Walking thru the day. That's the theme. But I'm going to leap to sitting on the subway, watching people dive into Crushing Candy on their smartphones as intensely as any artist dives into a painting. I do not reflexively think that's any worse use of Mind than reading Proust on yr smartphone. The human desire for immersion in SOMETHING knows no bounds, and I think we are out of bounds to suggest how anyone should aim her or his attention. Let the mind go where it wants.

AND.

Walking thru the day, as I just did, using (as a random picture of the act) this young man walking his bike thru the day after seeing numerous other East Village 20-somethings walking their own immersions & daydreams & missions thru the day to & fro, fro & to - I do live in YouthLand over here - I underwent a sort of sense-memory of a time when I believed that there were more beautiful and less beautiful places to be than the one I was in. You know how you feel when (if this is yr choice) you imagine yourself at a favorite shore in deep July evening, right after sunset, that magical rhapsodic realm of lapping water and the scent of something rich & strange & all of it somehow sexual & inviting: what better place than that to be? As with Candy Crush or Proust on a smartphone, we typically choose our beauties, choose the flames to flutter toward, and we - like (I daresay) this boy walking his bike - often don't really see where we ARE when we're dreaming: we mainly see the dream. Perfectly understandable, more power to us. A slightly dissociative state, but sweet, full of allure. I'm presuming a lot to project this dissociative state onto Bike Boy, but, well, I could see it in the way he walked. You just know some things. And it was fine he was in his dream! If that's where he was.

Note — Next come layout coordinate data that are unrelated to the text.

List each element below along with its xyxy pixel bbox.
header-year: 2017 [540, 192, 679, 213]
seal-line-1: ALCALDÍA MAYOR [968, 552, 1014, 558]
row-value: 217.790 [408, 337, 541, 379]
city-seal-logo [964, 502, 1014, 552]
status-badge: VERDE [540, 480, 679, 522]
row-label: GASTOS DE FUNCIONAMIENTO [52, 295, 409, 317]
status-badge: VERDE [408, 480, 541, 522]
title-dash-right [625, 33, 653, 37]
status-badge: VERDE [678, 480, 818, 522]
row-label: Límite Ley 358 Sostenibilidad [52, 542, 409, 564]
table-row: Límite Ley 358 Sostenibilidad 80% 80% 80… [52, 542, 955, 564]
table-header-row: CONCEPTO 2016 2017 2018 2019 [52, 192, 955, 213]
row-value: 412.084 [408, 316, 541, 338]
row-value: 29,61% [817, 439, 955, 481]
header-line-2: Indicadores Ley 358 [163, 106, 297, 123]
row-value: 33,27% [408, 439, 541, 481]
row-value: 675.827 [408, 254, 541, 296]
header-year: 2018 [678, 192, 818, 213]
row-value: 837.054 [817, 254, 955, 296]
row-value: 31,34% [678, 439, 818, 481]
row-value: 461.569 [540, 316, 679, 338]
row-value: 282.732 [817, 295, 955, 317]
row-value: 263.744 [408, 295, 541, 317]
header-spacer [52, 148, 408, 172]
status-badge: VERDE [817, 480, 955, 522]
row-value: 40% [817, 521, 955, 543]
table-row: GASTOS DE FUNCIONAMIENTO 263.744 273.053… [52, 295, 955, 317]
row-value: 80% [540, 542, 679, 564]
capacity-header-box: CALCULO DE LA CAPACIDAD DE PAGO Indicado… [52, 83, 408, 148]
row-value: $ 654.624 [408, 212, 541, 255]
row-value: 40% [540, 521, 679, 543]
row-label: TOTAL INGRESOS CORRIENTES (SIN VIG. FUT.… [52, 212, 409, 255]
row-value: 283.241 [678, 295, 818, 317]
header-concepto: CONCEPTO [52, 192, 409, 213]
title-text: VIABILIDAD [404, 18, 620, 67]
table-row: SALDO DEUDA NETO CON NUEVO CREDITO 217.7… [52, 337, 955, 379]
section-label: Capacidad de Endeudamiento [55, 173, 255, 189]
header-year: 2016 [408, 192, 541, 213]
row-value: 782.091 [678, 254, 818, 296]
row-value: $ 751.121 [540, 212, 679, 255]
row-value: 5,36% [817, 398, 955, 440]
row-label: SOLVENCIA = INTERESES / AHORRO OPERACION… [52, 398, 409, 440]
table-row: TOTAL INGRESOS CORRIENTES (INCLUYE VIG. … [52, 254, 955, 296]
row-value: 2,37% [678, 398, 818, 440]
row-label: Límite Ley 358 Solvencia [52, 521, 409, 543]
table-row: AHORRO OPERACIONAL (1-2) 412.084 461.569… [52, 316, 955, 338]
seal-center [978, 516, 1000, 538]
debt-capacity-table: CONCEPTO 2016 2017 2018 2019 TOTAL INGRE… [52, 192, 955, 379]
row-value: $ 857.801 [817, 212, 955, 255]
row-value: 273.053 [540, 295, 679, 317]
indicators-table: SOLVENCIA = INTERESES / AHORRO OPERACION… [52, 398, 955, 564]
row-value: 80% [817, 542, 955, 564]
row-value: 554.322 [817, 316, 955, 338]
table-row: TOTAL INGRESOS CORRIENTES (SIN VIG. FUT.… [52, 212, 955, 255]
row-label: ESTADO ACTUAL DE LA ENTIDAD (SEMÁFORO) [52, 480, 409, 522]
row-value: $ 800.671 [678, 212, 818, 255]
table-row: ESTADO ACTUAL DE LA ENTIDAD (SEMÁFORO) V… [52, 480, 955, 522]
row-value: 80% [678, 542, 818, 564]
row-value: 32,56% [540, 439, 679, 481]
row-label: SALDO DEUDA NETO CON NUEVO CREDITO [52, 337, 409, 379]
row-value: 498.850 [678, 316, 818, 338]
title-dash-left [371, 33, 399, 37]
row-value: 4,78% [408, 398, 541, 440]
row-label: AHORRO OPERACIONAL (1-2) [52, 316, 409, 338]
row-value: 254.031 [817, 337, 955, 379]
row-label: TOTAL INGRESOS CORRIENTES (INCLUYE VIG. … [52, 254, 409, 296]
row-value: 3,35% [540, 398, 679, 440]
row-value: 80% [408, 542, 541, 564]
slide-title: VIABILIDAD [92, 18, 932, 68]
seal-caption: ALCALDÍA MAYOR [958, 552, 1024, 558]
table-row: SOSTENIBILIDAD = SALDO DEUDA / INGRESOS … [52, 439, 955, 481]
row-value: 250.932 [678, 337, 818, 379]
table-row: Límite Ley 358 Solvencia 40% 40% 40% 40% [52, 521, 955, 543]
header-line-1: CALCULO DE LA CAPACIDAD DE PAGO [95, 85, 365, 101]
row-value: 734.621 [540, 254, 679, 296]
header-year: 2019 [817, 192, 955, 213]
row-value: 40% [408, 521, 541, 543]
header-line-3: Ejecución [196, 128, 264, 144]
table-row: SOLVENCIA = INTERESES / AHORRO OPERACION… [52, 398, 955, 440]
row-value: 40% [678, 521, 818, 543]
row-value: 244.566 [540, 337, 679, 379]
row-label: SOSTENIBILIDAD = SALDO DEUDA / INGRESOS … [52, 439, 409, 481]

But here, for me, is the odd psychic transmutation - whose lesson I double-learn every time I'm with Donna. In fact, let's just go there: to Donna & me. Donna & I have been to England! It took timeless eons for us to walk down almost any street (it's a wonder we ever got thru Regents Park) -- so completely regaled were we by every detail of London & Rye. But Donna & I do the same thing in Astoria, where she lives. Donna can't be conscious any other way (mostly - I mean she's HUMAN, so it's a matter of some degree even with her) - and I'm learning, albeit more slowly (bringing up the spiritual 'rear' as usual), that I can't be conscious any other way either. 

To say this outright is to spew the worst kind of platitudinous banality. "Everywhere is beautiful." (Or at any rate deeply deeply interesting.) But it is! And so it was for me, just now, getting twenty 30 gallon trashbags & haagen dazs strawberry ice cream (damn, that's good) at my Avenue A supermarket & walking in the warm dim rainy evening back home. It was many subtle versions of paradise.

We all want things. Shelter, food, friends, somewhat manageable health, some sense of liking being in our own skins, a kind of basic wherewithal. But we don't have to be anywhere but where we are to be amazed.

I'm gonna throw Gary Hilborn into the pics here, too, because man does HE ever know what I'm talking about. (I love seeing these pics of Donna & him, after one of his many wonderful performances as an actor, this one back in 2012. Donna's telling him secrets, & he's listening.)